CAPE CANAVERAL AIR FORCE STATION, Fla. — A Boeing Starliner capsule blasted off Friday morning on a historic first orbital mission, but NASA officials say an "anomaly" with a critical burn a half-hour after launch will prevent it from reaching the International Space Station as planned.

An Atlas V rocket from United Launch Alliance lifted off at 6:36 a.m. ET with the CST-100 Starliner on the first of two demonstration flights that will set the stage for NASA astronauts to launch from American soil again.

But about 30 minutes after launch, NASA and Boeing officials said the capsule's insertion into an orbit that would allow it to reach the ISS was not normal. NASA Administrator Jim Bridenstine tweeted that the capsule was put in a stable orbit but that the necessary burn to rendezvous "didn't happen."

Bridenstine said during a news conference later Friday morning that the spacecraft was somehow using an incorrect mission-elapsed timer. That led to the spacecraft to go into an orbital insertion burn at the wrong time, and it used up too much fuel.

NASA flight controllers continue to learn from the mission, and Bridenstine insisted on focusing on the positives.

"A lot of things did go right today," he said.

Bridenstine attributed the anomaly in the mission to the automated nature of this first launch. If there were crew on the capsule — as is planned for next year — the astronauts would be safe, and they could have possibly fixed the incorrect timing of the insertion burn and docked with the ISS.

The Starliner is currently in a safe and stable orbit, mission leaders said. Once flight controllers got out of a communications blackout with Starliner during launch, they put the spacecraft in a stable orbit that would allow it to return to Earth as planned. They plan two more burns Friday afternoon to raise its orbit and position it for its return.

The original mission plan was to have Starliner dock at the orbiting outpost just after Saturday morning, December 21. Then it was to head back to Earth, with a planned December 28 landing with parachutes and air bags at White Sands Missile Range in New Mexico.

Officials now hope to bring Starliner back to White Sands as early as Sunday.

The mission — a public-private partnership between NASA, Boeing, and ULA — is a test of the performance of the Atlas V, the Starliner, its in-orbit docking with the space station, and the capsule's return to Earth.

As for another uncrewed flight test, mission managers said it's too early to make that decision.

Although it's an uncrewed flight, the Starliner has a "passenger": "Rosie the Astronaut." Named after World War II icon Rosie the Riveter, the test dummy will collect data to study the flight's effects on a human.

International audience on hand at Cape

"It was an absolutely great show," said Samantha Sykes, who braved windy conditions at Jetty Park at Port Canaveral, a popular location for viewing launches, to witness the launch. "I’ve been to a few of the rocket launches, and I always get really excited when the night ones, right when it fires up.
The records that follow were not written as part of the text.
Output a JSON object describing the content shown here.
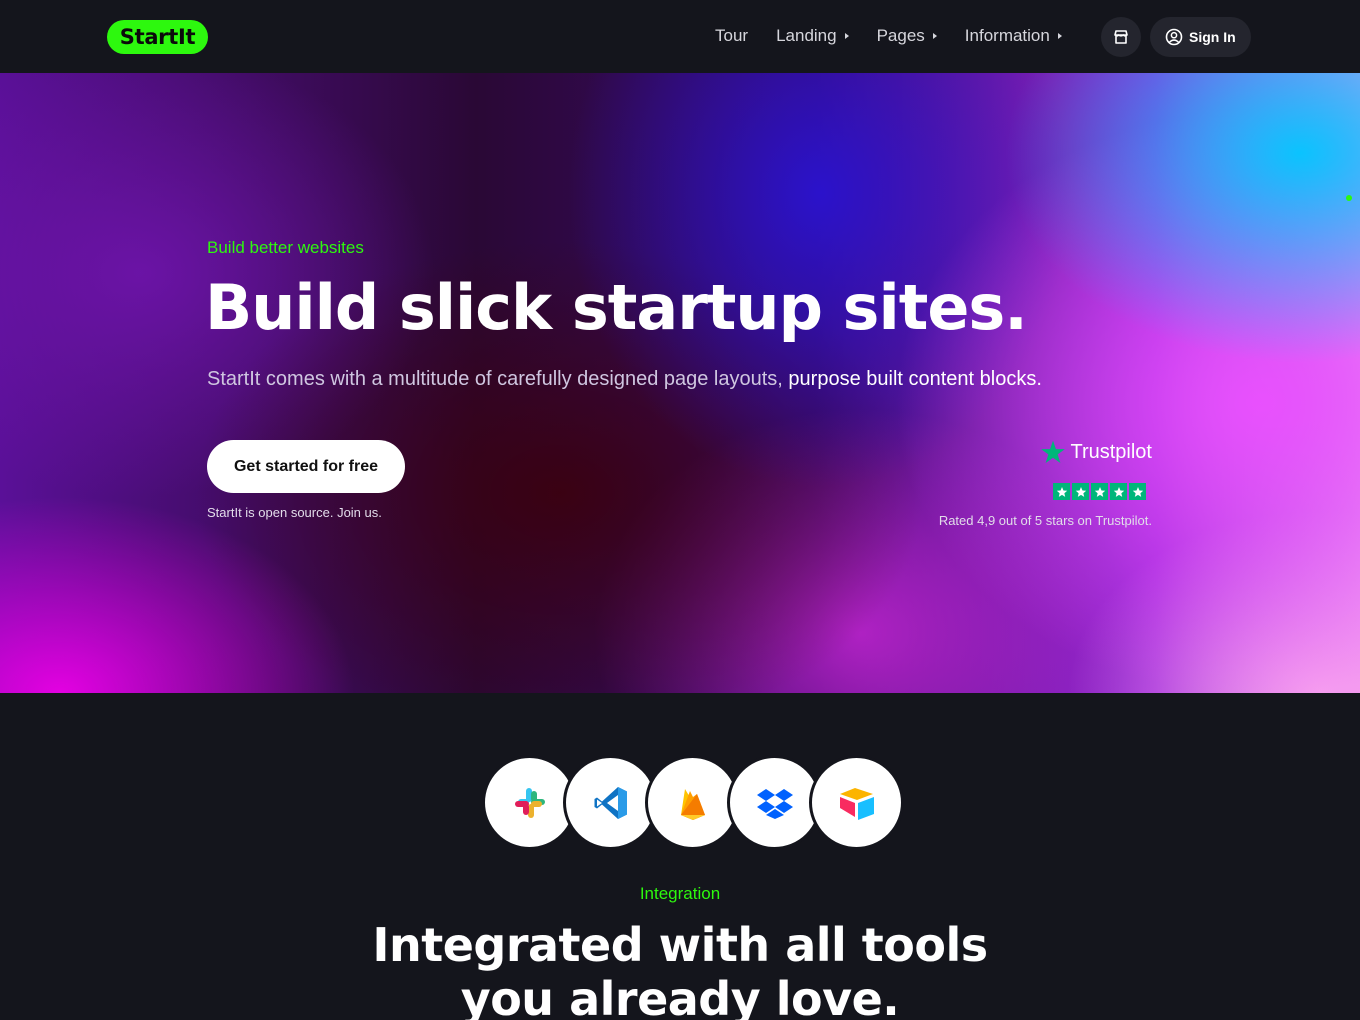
{
  "brand": {
    "logo_text": "StartIt",
    "accent": "#2df80e"
  },
  "nav": {
    "items": [
      {
        "label": "Tour",
        "has_caret": false
      },
      {
        "label": "Landing",
        "has_caret": true
      },
      {
        "label": "Pages",
        "has_caret": true
      },
      {
        "label": "Information",
        "has_caret": true
      }
    ],
    "store_icon": "store-icon",
    "signin_label": "Sign In"
  },
  "hero": {
    "eyebrow": "Build better websites",
    "title": "Build slick startup sites.",
    "subtitle_plain": "StartIt comes with a multitude of carefully designed page layouts,",
    "subtitle_highlight": "purpose built content blocks.",
    "cta_label": "Get started for free",
    "cta_note": "StartIt is open source. Join us.",
    "trustpilot": {
      "brand": "Trustpilot",
      "stars": 5,
      "note": "Rated 4,9 out of 5 stars on Trustpilot.",
      "color": "#00b67a"
    }
  },
  "integration": {
    "logos": [
      "slack-icon",
      "visual-studio-code-icon",
      "firebase-icon",
      "dropbox-icon",
      "airtable-icon"
    ],
    "eyebrow": "Integration",
    "title_line1": "Integrated with all tools",
    "title_line2": "you already love."
  }
}
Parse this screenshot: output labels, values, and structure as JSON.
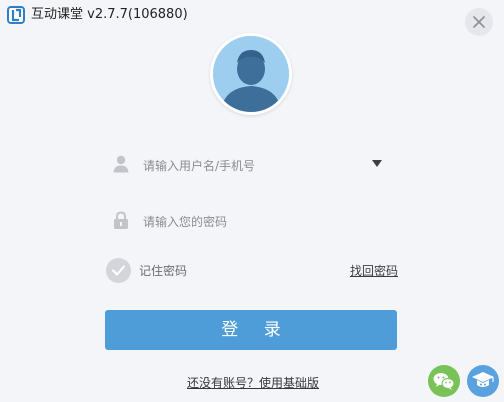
{
  "app": {
    "title": "互动课堂 v2.7.7(106880)"
  },
  "login": {
    "username_placeholder": "请输入用户名/手机号",
    "password_placeholder": "请输入您的密码",
    "remember_label": "记住密码",
    "find_password_label": "找回密码",
    "login_button_label": "登 录",
    "basic_version_link": "还没有账号？使用基础版"
  },
  "icons": {
    "app_logo": "app-logo-icon",
    "close": "close-icon",
    "avatar": "user-avatar-icon",
    "username": "user-icon",
    "password": "lock-icon",
    "dropdown": "caret-down-icon",
    "remember": "check-icon",
    "wechat": "wechat-icon",
    "edu": "graduation-cap-icon"
  },
  "colors": {
    "background": "#f4f5f9",
    "primary": "#4f9dd8",
    "wechat_green": "#79c258",
    "edu_blue": "#5aa2df",
    "avatar_bg": "#9dcef0",
    "avatar_figure": "#3e6e9a"
  }
}
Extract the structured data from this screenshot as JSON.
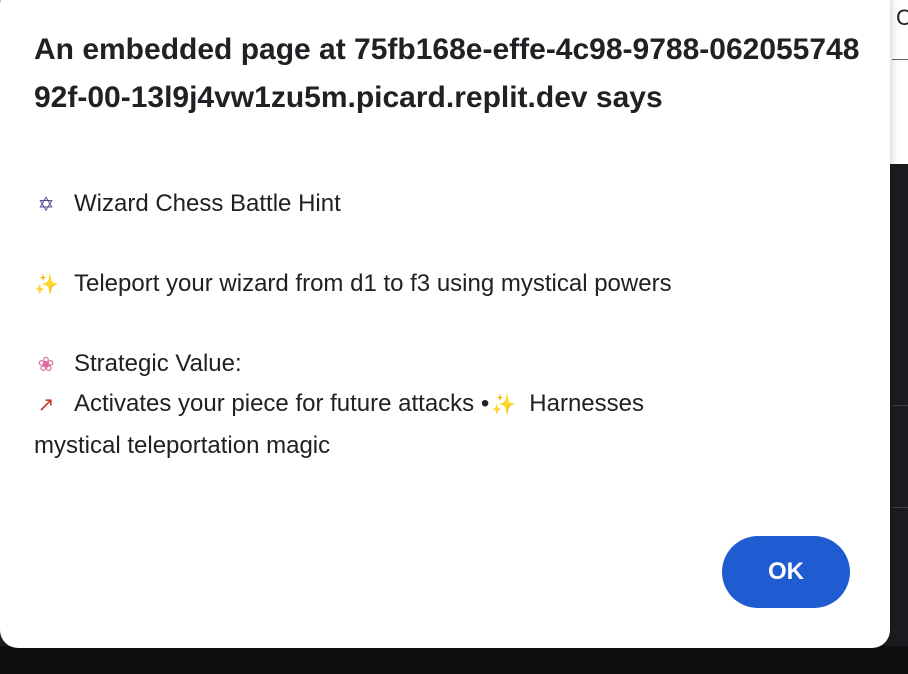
{
  "dialog": {
    "title": "An embedded page at 75fb168e-effe-4c98-9788-06205574892f-00-13l9j4vw1zu5m.picard.replit.dev says",
    "hint_title": "Wizard Chess Battle Hint",
    "move_text": "Teleport your wizard from d1 to f3 using mystical powers",
    "strategic_label": "Strategic Value:",
    "value_line_1a": "Activates your piece for future attacks •",
    "value_line_1b": "Harnesses",
    "value_line_2": "mystical teleportation magic",
    "ok_label": "OK"
  },
  "icons": {
    "wizard": "wizard-emoji",
    "sparkles": "sparkles-emoji",
    "brain": "brain-emoji",
    "chart": "chart-increasing-emoji"
  },
  "colors": {
    "ok_button": "#1f5bd1",
    "dialog_bg": "#ffffff",
    "backdrop": "#202124"
  }
}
It's like daytime. It lights up the whole horizon, and it’s unreal," the Port Orange resident said.

Jetty Park was packed Friday morning with national and international tourists. Visitors from as far away as Brazil and China turned out to the Brevard County park.
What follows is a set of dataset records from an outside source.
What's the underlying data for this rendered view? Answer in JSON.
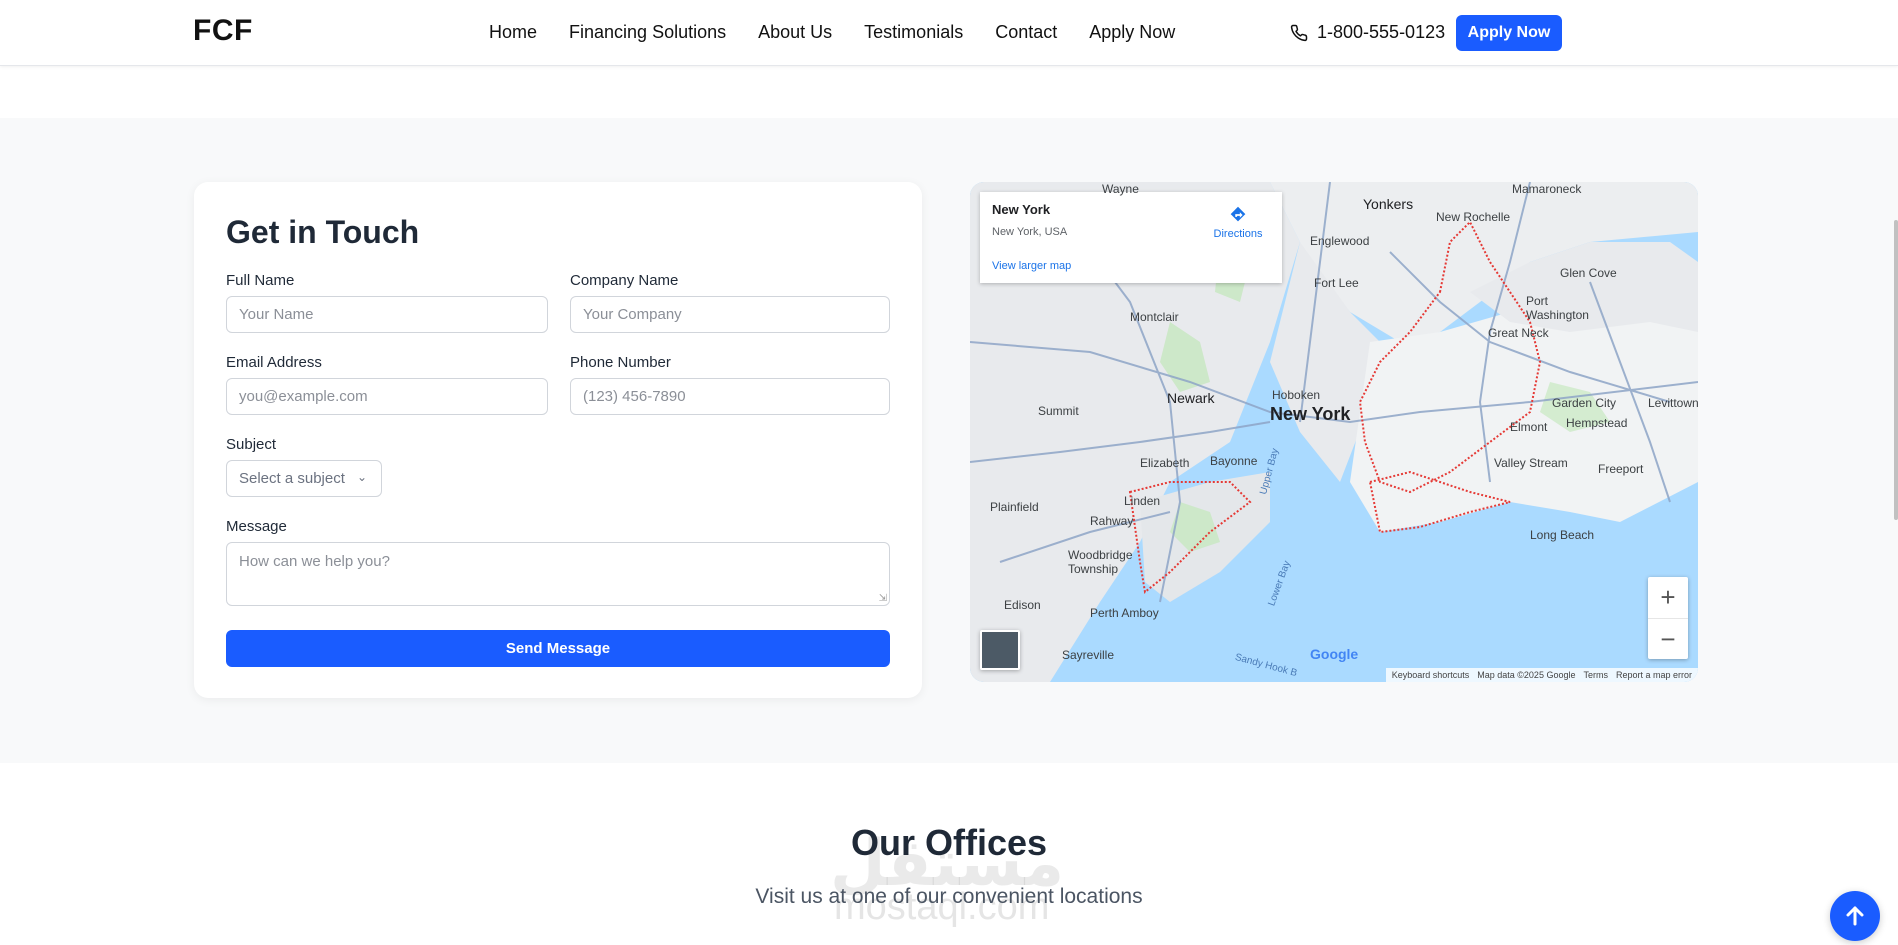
{
  "header": {
    "logo": "FCF",
    "nav": [
      "Home",
      "Financing Solutions",
      "About Us",
      "Testimonials",
      "Contact",
      "Apply Now"
    ],
    "phone": "1-800-555-0123",
    "apply_button": "Apply Now"
  },
  "contact": {
    "title": "Get in Touch",
    "full_name": {
      "label": "Full Name",
      "placeholder": "Your Name"
    },
    "company": {
      "label": "Company Name",
      "placeholder": "Your Company"
    },
    "email": {
      "label": "Email Address",
      "placeholder": "you@example.com"
    },
    "phone": {
      "label": "Phone Number",
      "placeholder": "(123) 456-7890"
    },
    "subject": {
      "label": "Subject",
      "value": "Select a subject"
    },
    "message": {
      "label": "Message",
      "placeholder": "How can we help you?"
    },
    "send_button": "Send Message"
  },
  "map": {
    "place_title": "New York",
    "place_subtitle": "New York, USA",
    "directions": "Directions",
    "larger_map": "View larger map",
    "labels": {
      "center": "New York",
      "yonkers": "Yonkers",
      "newark": "Newark",
      "hoboken": "Hoboken",
      "montclair": "Montclair",
      "elizabeth": "Elizabeth",
      "bayonne": "Bayonne",
      "linden": "Linden",
      "rahway": "Rahway",
      "edison": "Edison",
      "perth_amboy": "Perth Amboy",
      "summit": "Summit",
      "plainfield": "Plainfield",
      "woodbridge": "Woodbridge Township",
      "sayreville": "Sayreville",
      "new_rochelle": "New Rochelle",
      "mamaroneck": "Mamaroneck",
      "glen_cove": "Glen Cove",
      "port_washington": "Port Washington",
      "great_neck": "Great Neck",
      "garden_city": "Garden City",
      "hempstead": "Hempstead",
      "levittown": "Levittown",
      "elmont": "Elmont",
      "valley_stream": "Valley Stream",
      "freeport": "Freeport",
      "long_beach": "Long Beach",
      "englewood": "Englewood",
      "fort_lee": "Fort Lee",
      "wayne": "Wayne",
      "upper_bay": "Upper Bay",
      "lower_bay": "Lower Bay",
      "sandy_hook": "Sandy Hook B"
    },
    "google": "Google",
    "attribution": [
      "Keyboard shortcuts",
      "Map data ©2025 Google",
      "Terms",
      "Report a map error"
    ]
  },
  "offices": {
    "title": "Our Offices",
    "subtitle": "Visit us at one of our convenient locations"
  },
  "watermark": {
    "arabic": "مستقل",
    "latin": "mostaql.com"
  },
  "colors": {
    "primary": "#1a5cff",
    "band_bg": "#f8f9fa",
    "water": "#aadaff"
  }
}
"I loved it. I didn’t think I was going to get to see it, because I just came down here to see them and go to Orlando, but that was pretty great," said Lily Ellis of Evansville, Indiana. "They told me last night that I was going to see it, and I was stoked. It was a nice early Christmas gift."
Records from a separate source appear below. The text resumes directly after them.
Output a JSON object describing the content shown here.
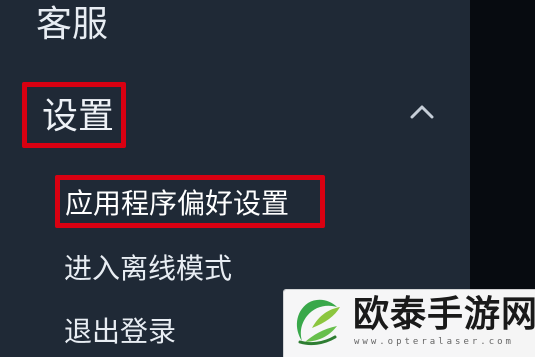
{
  "menu": {
    "top_item": "客服",
    "section": {
      "label": "设置",
      "expanded": true,
      "toggle_icon": "chevron-up-icon"
    },
    "items": [
      {
        "label": "应用程序偏好设置",
        "highlighted": true
      },
      {
        "label": "进入离线模式",
        "highlighted": false
      },
      {
        "label": "退出登录",
        "highlighted": false
      }
    ]
  },
  "watermark": {
    "title": "欧泰手游网",
    "url": "www.opteralaser.com",
    "logo_icon": "leaf-logo-icon"
  },
  "colors": {
    "panel_background": "#1f2936",
    "text": "#e8edf3",
    "highlight_border": "#d90011",
    "right_strip": "#070b10",
    "watermark_background": "#ffffff",
    "logo_green": "#39a84a"
  }
}
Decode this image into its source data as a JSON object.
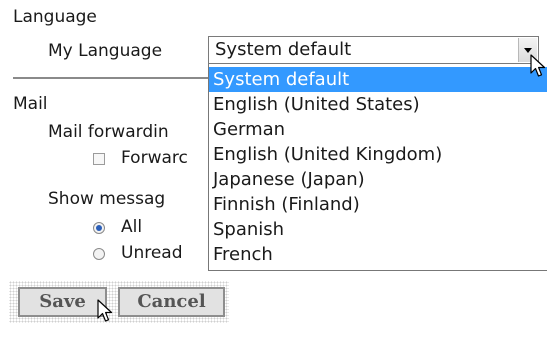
{
  "language": {
    "heading": "Language",
    "my_language_label": "My Language",
    "selected_value": "System default",
    "options": [
      "System default",
      "English (United States)",
      "German",
      "English (United Kingdom)",
      "Japanese (Japan)",
      "Finnish (Finland)",
      "Spanish",
      "French"
    ]
  },
  "mail": {
    "heading": "Mail",
    "forwarding_label": "Mail forwardin",
    "forward_checkbox_label": "Forwarc",
    "show_messages_label": "Show messag",
    "radio_all_label": "All",
    "radio_unread_label": "Unread"
  },
  "actions": {
    "save_label": "Save",
    "cancel_label": "Cancel"
  },
  "colors": {
    "selection_bg": "#3399ff",
    "text": "#1a1a1a"
  }
}
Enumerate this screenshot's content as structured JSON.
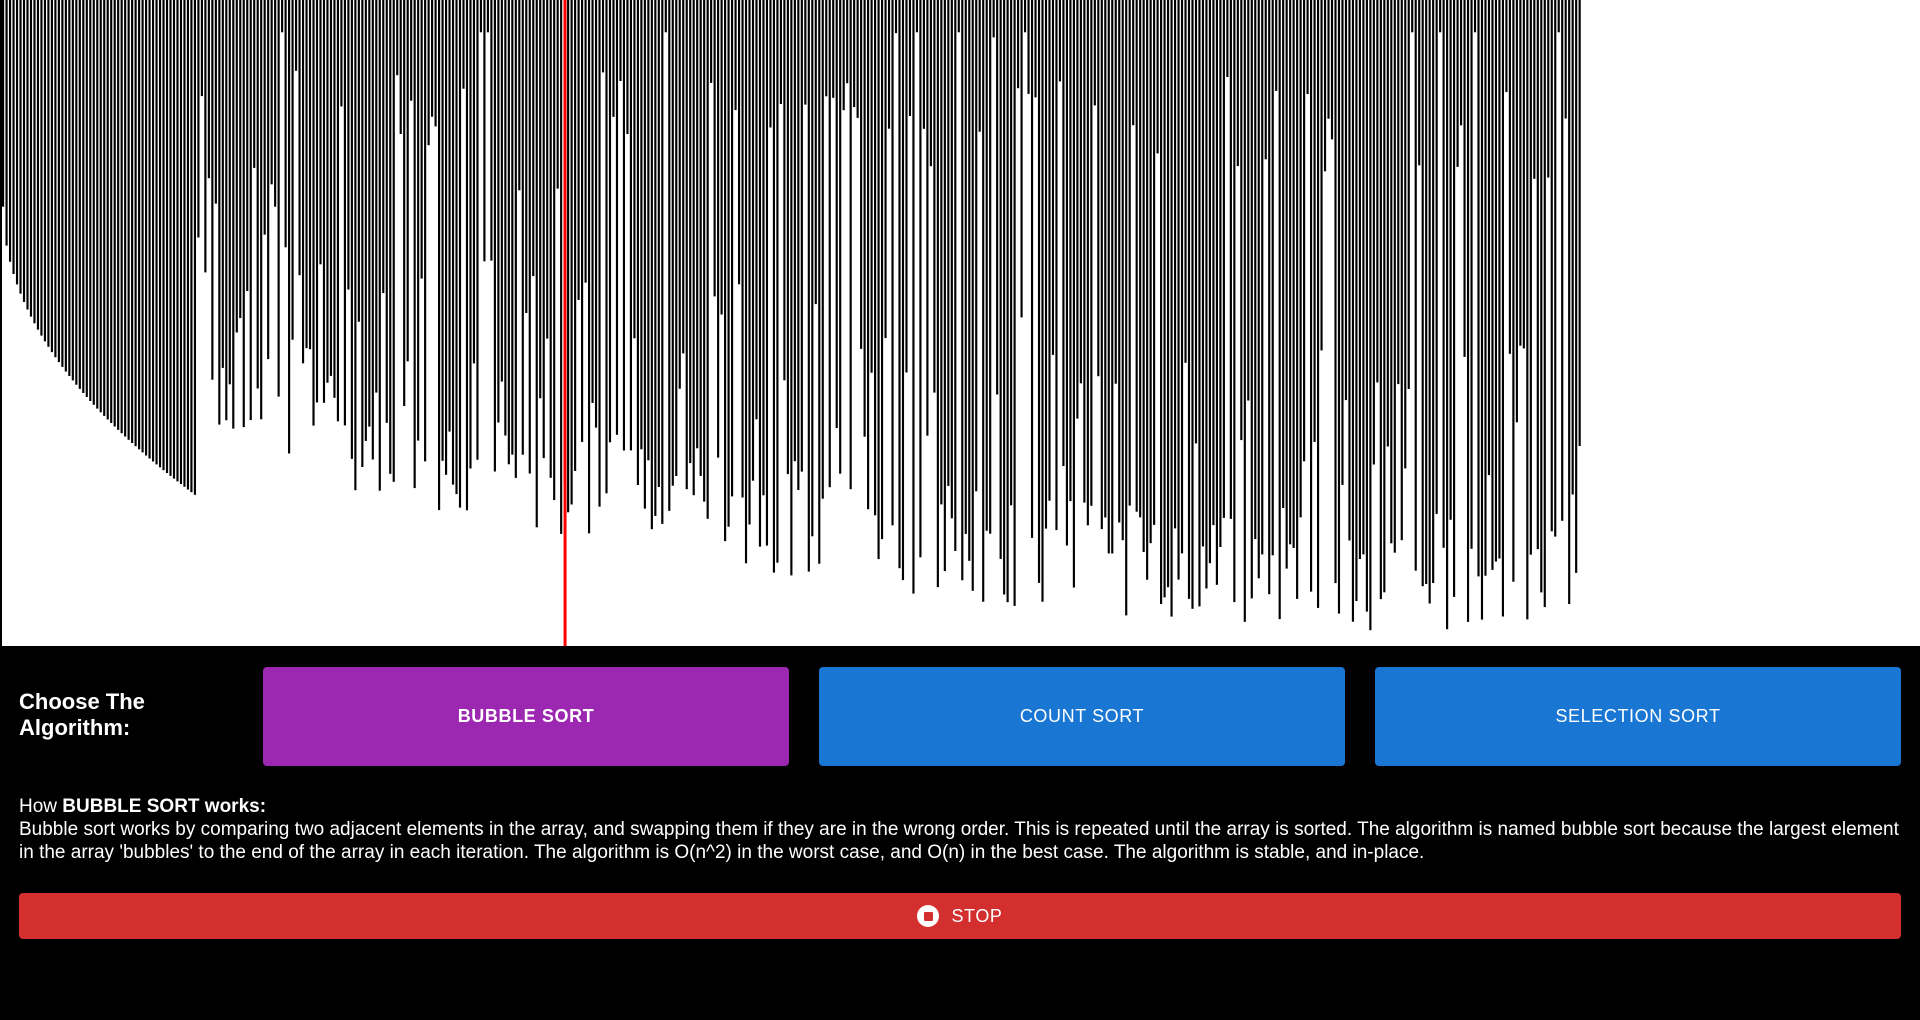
{
  "colors": {
    "background": "#000000",
    "bar": "#000000",
    "bar_area": "#ffffff",
    "highlight_bar": "#ff0000",
    "active_algorithm": "#9c27b0",
    "algorithm_button": "#1976d2",
    "stop_button": "#d32f2f"
  },
  "visualizer": {
    "bar_count": 500,
    "sorted_prefix_count": 56,
    "highlight_index": 161,
    "empty_suffix_count": 47,
    "noise_seed": 7,
    "deep_gap_indices": [
      33,
      80,
      137,
      139,
      190,
      256,
      262,
      274,
      284,
      293,
      404,
      412,
      422,
      446,
      469
    ]
  },
  "controls": {
    "choose_label": "Choose The Algorithm:",
    "algorithms": [
      {
        "label": "BUBBLE SORT",
        "active": true
      },
      {
        "label": "COUNT SORT",
        "active": false
      },
      {
        "label": "SELECTION SORT",
        "active": false
      }
    ]
  },
  "description": {
    "prefix": "How ",
    "algorithm_name": "BUBBLE SORT works:",
    "body": "Bubble sort works by comparing two adjacent elements in the array, and swapping them if they are in the wrong order. This is repeated until the array is sorted. The algorithm is named bubble sort because the largest element in the array 'bubbles' to the end of the array in each iteration. The algorithm is O(n^2) in the worst case, and O(n) in the best case. The algorithm is stable, and in-place."
  },
  "stop_button": {
    "label": "STOP",
    "icon": "stop-circle-icon"
  }
}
"It was spectacular. It was something I got to cross off my bucket list," said Ed Lad of Cambridge, Ohio.

Future of astronauts in space

At the Kennedy Space Center on Thursday morning, flanked by the first astronauts who will fly on the Starliner, NASA Administrator Jim Bridenstine spoke of a new era of spaceflight.

"When we start launching into space, it's going to be a great time to be an American, because we will launch American astronauts, on American rockets from American soil," Bridenstine said.

NASA aims to send up that first three-member Starliner crew sometime in 2020. The space agency hopes Boeing and SpaceX can ferry U.S. astronauts to the ISS instead of Russian Soyuz rockets, which it's relied on since the close of the shuttle program in 2011. In 2014, Boeing signed a $4 billion contract with NASA to develop the Starliner.

Boeing astronaut Chris Ferguson commanded the final shuttle mission in 2011. Now, eight years later, he says he's full of optimism about the future of Americans in space.

"We are at the beginning of what I hope will be a long and storied business of transportation service of people to low Earth orbit," Ferguson told Spectrum News.

Ferguson, along with NASA astronauts Mike Finke and Nicole Mann, are the first Starliner crew. They are anxiously awaiting this test flight.

"These are exciting times," Finke said. "This is what we live for. This is how we make spaceflight safe."

In a parallel crew program to the Starliner, SpaceX is also developing a version of its Dragon capsule to carry astronauts.